Anyway, he buys some of her art, and gives her some tree bark that he says will trip her out hardcore (or "deliver her to a land of dark mystery" or whatever) and make her an even better artist. To use it, one is supposed to heat up the bark's sap in a spoon like its fucking smack or something and then freebase it. What mystique!

Unfortunately, the stuff, "Stregohe," is not only addictive but it slowly turns Sai into a morbid lust vampire. Then some more stuff that doesn't make much sense and is never explained happens, and we learn that Renfield, the Hannibal impersonator, is actually some kind of vampire who needs to get people drugged up in order to call forth a demon, I guess. It really doesn't make much sense and the end, accordingly, doesn't tie anything up.

This is one of the least scary movies I've seen that purports to be a thriller or a horror film or whatever its supposed to be.

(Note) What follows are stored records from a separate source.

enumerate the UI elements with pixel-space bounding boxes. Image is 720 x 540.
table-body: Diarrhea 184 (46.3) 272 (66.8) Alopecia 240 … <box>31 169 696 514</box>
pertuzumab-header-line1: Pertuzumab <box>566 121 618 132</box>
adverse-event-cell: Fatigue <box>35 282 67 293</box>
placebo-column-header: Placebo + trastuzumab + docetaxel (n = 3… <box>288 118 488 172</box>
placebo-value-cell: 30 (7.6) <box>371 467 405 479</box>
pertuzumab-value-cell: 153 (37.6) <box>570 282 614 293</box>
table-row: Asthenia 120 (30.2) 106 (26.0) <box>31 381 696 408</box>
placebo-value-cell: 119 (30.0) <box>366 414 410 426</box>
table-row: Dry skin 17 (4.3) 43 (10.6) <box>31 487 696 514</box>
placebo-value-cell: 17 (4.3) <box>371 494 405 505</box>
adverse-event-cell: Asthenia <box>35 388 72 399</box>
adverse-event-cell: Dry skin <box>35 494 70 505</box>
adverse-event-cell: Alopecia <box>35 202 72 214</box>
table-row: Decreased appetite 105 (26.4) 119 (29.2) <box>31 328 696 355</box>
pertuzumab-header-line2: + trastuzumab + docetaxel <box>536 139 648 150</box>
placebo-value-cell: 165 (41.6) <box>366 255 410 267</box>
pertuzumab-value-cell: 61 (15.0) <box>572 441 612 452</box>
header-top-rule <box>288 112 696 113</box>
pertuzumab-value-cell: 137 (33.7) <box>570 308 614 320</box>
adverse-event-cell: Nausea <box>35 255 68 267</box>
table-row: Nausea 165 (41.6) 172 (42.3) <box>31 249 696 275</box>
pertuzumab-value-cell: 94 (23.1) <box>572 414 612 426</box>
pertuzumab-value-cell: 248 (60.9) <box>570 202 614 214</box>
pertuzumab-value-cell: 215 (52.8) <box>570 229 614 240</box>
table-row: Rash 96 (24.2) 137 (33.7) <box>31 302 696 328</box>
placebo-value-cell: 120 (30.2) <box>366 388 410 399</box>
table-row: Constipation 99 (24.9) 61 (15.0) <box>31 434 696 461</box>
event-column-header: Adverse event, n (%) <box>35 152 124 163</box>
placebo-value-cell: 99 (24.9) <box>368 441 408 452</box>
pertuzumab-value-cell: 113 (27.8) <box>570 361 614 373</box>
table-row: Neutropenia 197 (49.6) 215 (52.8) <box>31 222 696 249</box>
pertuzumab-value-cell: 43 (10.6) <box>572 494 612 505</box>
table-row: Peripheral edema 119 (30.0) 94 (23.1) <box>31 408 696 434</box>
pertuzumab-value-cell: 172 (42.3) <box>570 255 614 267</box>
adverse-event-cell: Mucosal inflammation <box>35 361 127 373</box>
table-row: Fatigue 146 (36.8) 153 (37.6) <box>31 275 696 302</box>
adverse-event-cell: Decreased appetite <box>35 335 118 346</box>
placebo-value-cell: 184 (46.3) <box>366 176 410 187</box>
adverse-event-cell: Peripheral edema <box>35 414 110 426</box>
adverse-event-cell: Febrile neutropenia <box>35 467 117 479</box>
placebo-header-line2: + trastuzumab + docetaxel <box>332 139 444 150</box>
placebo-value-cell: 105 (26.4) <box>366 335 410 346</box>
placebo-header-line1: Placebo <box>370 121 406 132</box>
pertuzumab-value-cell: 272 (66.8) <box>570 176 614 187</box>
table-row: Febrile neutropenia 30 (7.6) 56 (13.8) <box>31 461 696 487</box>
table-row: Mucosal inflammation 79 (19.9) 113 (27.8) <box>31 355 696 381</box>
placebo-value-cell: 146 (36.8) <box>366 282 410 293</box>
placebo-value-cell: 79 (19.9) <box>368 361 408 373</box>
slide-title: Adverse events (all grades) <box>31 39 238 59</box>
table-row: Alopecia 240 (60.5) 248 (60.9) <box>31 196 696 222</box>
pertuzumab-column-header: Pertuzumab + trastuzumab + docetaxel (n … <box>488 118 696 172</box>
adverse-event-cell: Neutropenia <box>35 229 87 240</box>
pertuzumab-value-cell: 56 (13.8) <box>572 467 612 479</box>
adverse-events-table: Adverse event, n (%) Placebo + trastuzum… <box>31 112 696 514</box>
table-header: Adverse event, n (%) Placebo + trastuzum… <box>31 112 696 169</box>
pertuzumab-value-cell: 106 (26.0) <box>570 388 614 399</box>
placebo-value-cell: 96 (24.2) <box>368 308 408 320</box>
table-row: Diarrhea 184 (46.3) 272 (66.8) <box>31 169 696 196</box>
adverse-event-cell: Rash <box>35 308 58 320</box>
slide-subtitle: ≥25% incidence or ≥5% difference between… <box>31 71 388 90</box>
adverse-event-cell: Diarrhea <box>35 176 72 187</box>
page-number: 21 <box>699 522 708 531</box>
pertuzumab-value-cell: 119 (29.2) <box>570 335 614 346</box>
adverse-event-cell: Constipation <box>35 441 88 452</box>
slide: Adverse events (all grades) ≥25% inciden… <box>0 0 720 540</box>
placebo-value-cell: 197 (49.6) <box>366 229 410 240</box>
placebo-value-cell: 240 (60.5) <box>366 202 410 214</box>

Instead of building suspense, it builds boredom and confusion. The demon (which makes its first appearance two minutes into the film) is laughably hokey -- they could have stood to put more money into make-up effects than on fancy camera filters. At least then they would have had something in the movie that was genuinely scary.

If you have a big crush on Sarah Farooqui you might have a reason to watch this, otherwise I recommend avoiding it like you would bark-acid given to you by a lame ass dude trying way too hard to sound creepy. Just say no!